Quando ainda era criança, Sergi Sánchez ouvia frequentemente o avô dizer-lhe: “No tempo do Franco, o único sítio onde se podia falar catalão era no Camp Nou”. O facto de aquela frase lhe ser dita em catalão evidenciava uma coisa: Espanha já vivia em democracia e na Catalunha, ao contrário do que se passou nos tempos do caudillo, já se podia falar a língua da região sem problemas.
Sergi diz que é “independentista desde pequenino” tal como explica que é “do Barça desde pequenino”. Para este catalão, comercial numa empresa de laticínios, não há diferença entre uma coisa e a outra. Por isso, é normal começar a falar de política e logo passar para o futebol a meio da frase. É assim que lhe perguntamos, afinal, porque é que apoia a independência da Catalunha.
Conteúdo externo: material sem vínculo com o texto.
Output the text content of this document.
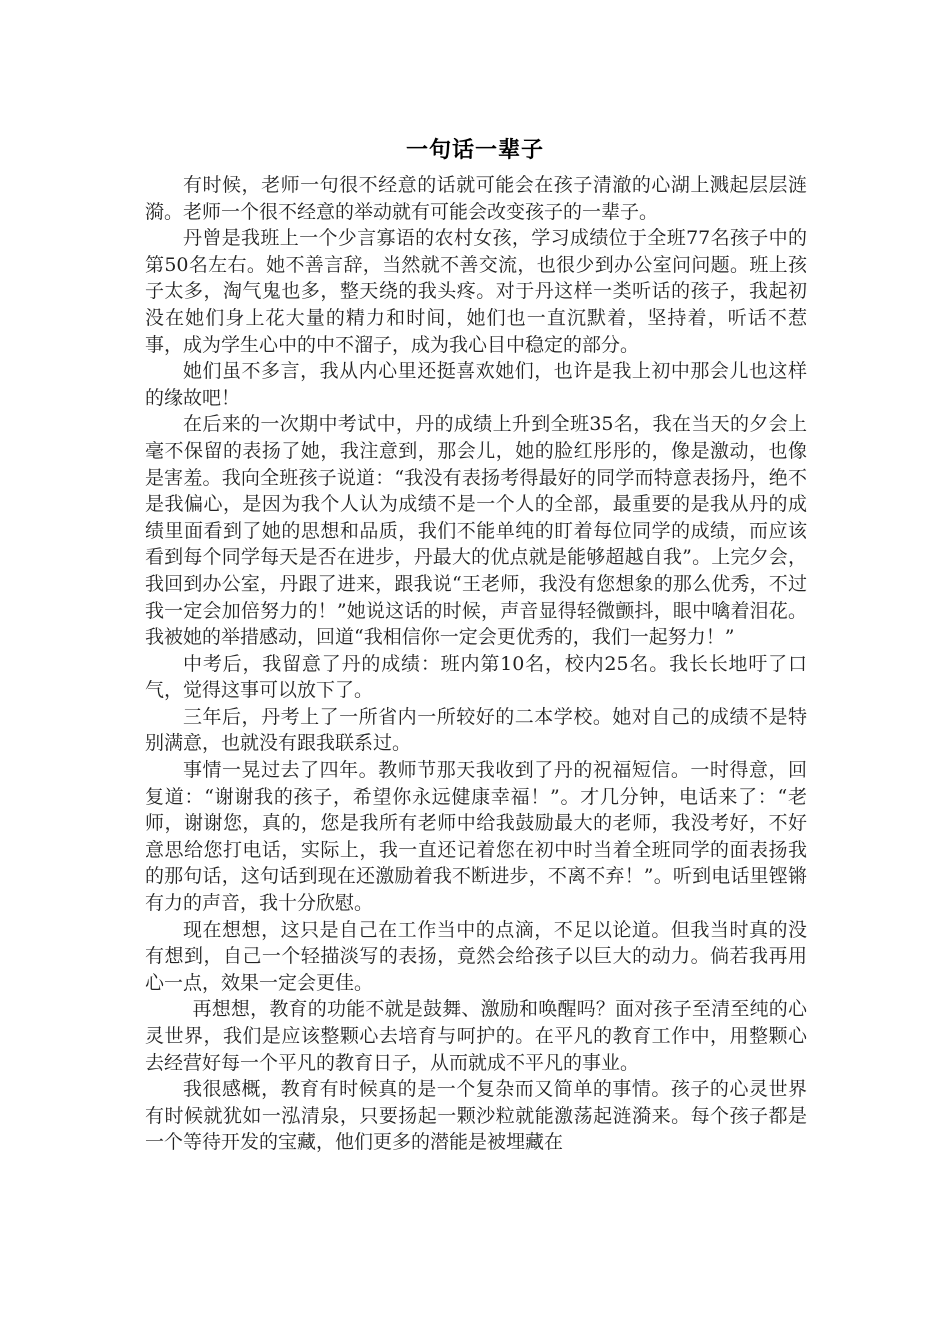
一句话一辈子

有时候，老师一句很不经意的话就可能会在孩子清澈的心湖上溅起层层涟漪。老师一个很不经意的举动就有可能会改变孩子的一辈子。

丹曾是我班上一个少言寡语的农村女孩，学习成绩位于全班77名孩子中的第50名左右。她不善言辞，当然就不善交流，也很少到办公室问问题。班上孩子太多，淘气鬼也多，整天绕的我头疼。对于丹这样一类听话的孩子，我起初没在她们身上花大量的精力和时间，她们也一直沉默着，坚持着，听话不惹事，成为学生心中的中不溜子，成为我心目中稳定的部分。

她们虽不多言，我从内心里还挺喜欢她们，也许是我上初中那会儿也这样的缘故吧！

在后来的一次期中考试中，丹的成绩上升到全班35名，我在当天的夕会上毫不保留的表扬了她，我注意到，那会儿，她的脸红彤彤的，像是激动，也像是害羞。我向全班孩子说道：“我没有表扬考得最好的同学而特意表扬丹，绝不是我偏心，是因为我个人认为成绩不是一个人的全部，最重要的是我从丹的成绩里面看到了她的思想和品质，我们不能单纯的盯着每位同学的成绩，而应该看到每个同学每天是否在进步，丹最大的优点就是能够超越自我”。上完夕会，我回到办公室，丹跟了进来，跟我说“王老师，我没有您想象的那么优秀，不过我一定会加倍努力的！”她说这话的时候，声音显得轻微颤抖，眼中噙着泪花。我被她的举措感动，回道“我相信你一定会更优秀的，我们一起努力！”

中考后，我留意了丹的成绩：班内第10名，校内25名。我长长地吁了口气，觉得这事可以放下了。

三年后，丹考上了一所省内一所较好的二本学校。她对自己的成绩不是特别满意，也就没有跟我联系过。

事情一晃过去了四年。教师节那天我收到了丹的祝福短信。一时得意，回复道：“谢谢我的孩子，希望你永远健康幸福！”。才几分钟，电话来了：“老师，谢谢您，真的，您是我所有老师中给我鼓励最大的老师，我没考好，不好意思给您打电话，实际上，我一直还记着您在初中时当着全班同学的面表扬我的那句话，这句话到现在还激励着我不断进步，不离不弃！”。听到电话里铿锵有力的声音，我十分欣慰。

现在想想，这只是自己在工作当中的点滴，不足以论道。但我当时真的没有想到，自己一个轻描淡写的表扬，竟然会给孩子以巨大的动力。倘若我再用心一点，效果一定会更佳。

再想想，教育的功能不就是鼓舞、激励和唤醒吗？面对孩子至清至纯的心灵世界，我们是应该整颗心去培育与呵护的。在平凡的教育工作中，用整颗心去经营好每一个平凡的教育日子，从而就成不平凡的事业。

我很感概，教育有时候真的是一个复杂而又简单的事情。孩子的心灵世界有时候就犹如一泓清泉，只要扬起一颗沙粒就能激荡起涟漪来。每个孩子都是一个等待开发的宝藏，他们更多的潜能是被埋藏在
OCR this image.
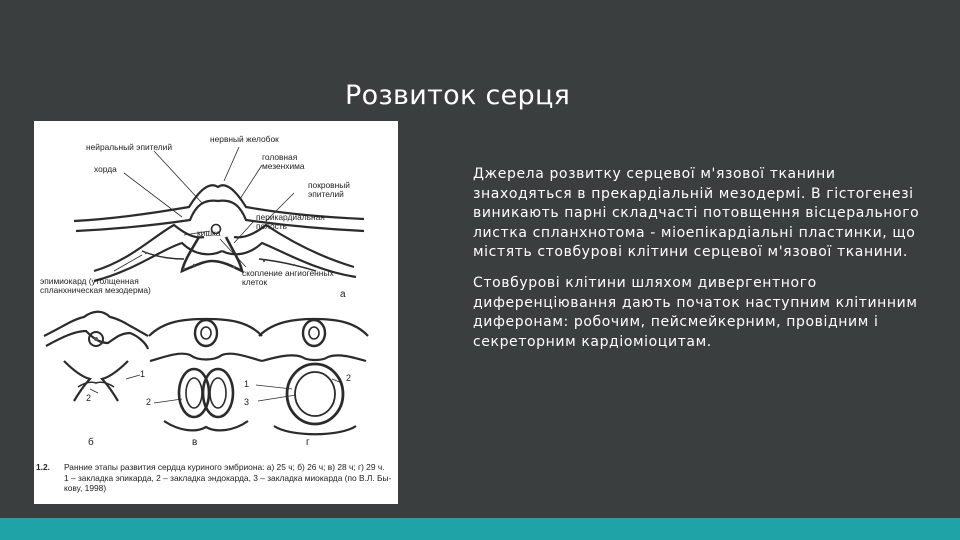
Розвиток серця
нейральный эпителий
нервный желобок
хорда
головная мезенхима
покровный эпителий
перикардиальная полость
кишка
эпимиокард (утолщенная спланхническая мезодерма)
скопление ангиогенных клеток
а
б	в	г
1
2
1
2	3
2
1.2. Ранние этапы развития сердца куриного эмбриона: а) 25 ч; б) 26 ч; в) 28 ч; г) 29 ч.
1 – закладка эпикарда, 2 – закладка эндокарда, 3 – закладка миокарда (по В.Л. Бы-
кову, 1998)

Джерела розвитку серцевої м'язової тканини знаходяться в прекардіальній мезодермі. В гістогенезі виникають парні складчасті потовщення вісцерального листка спланхнотома - міоепікардіальні пластинки, що містять стовбурові клітини серцевої м'язової тканини.

Стовбурові клітини шляхом дивергентного диференціювання дають початок наступним клітинним диферонам: робочим, пейсмейкерним, провідним і секреторним кардіоміоцитам.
“A minha família do lado da minha mãe é da Estremadura, de Badajoz, e a outra metade é da Catalunha, que foi onde eu nasci e vivi toda a minha vida”, começa por explicar, sentado a numa esplanada de um restaurante perto do Largo do Carmo, em Lisboa, horas antes de ir assistir ao jogo do Barcelona na casa do Sporting. “Eu tinha os dois exemplos em casa. E não é que eu não goste de espanhóis, porque não tenho como não gostar da minha família. Mas sempre me senti catalão. Sempre. Pela nossa cultura, pela Senyera [a bandeira catalã], pela nossa língua. E desde pequenino que o meu avô me ensinou os valores do Barça.”
Quando começa a falar de futebol, fala ainda com mais entrega. “Sim, porque não só o Camp Nou era o único sítio onde se podia falar catalão no franquismo, como ainda é um dos poucos estádios para onde uma pessoa pode levar uma Senyera sem arranjar problemas”, diz. Está sentado à mesa com um grupo de amigos que vieram a Portugal ver o jogo contra o Sporting. Estão todos vestidos à Barcelona, são todos catalães, querem todos ser independentes e querem votar “Sim” no referendo para a independência da Catalunha.
A consulta popular está marcada para este domingo, dia 1 de outubro. Porém, nada disto é tão simples quanto a frase anterior pode sugerir. A consulta popular foi convocada unilateralmente após votação no parlamento regional da Catalunha. Como consequência, foi considerado ilegal pelo Tribunal Constitucional e tem sido fortemente condenado pelo Governo de Espanha, liderado por Mariano Rajoy. Por ordem de Madrid, foram enviados guardas de todas as partes do país para a Catalunha, de forma a impedir a realização do referendo de domingo. E além de já ter havido detenções entre 14 pessoas que, dentro do governo regional, preparavam o referendo, as autoridades podem vir a algemar mais políticos catalães. Um deles, é Carles Puigdemont, o presidente do governo regional da Catalunha e o autor moral do referendo.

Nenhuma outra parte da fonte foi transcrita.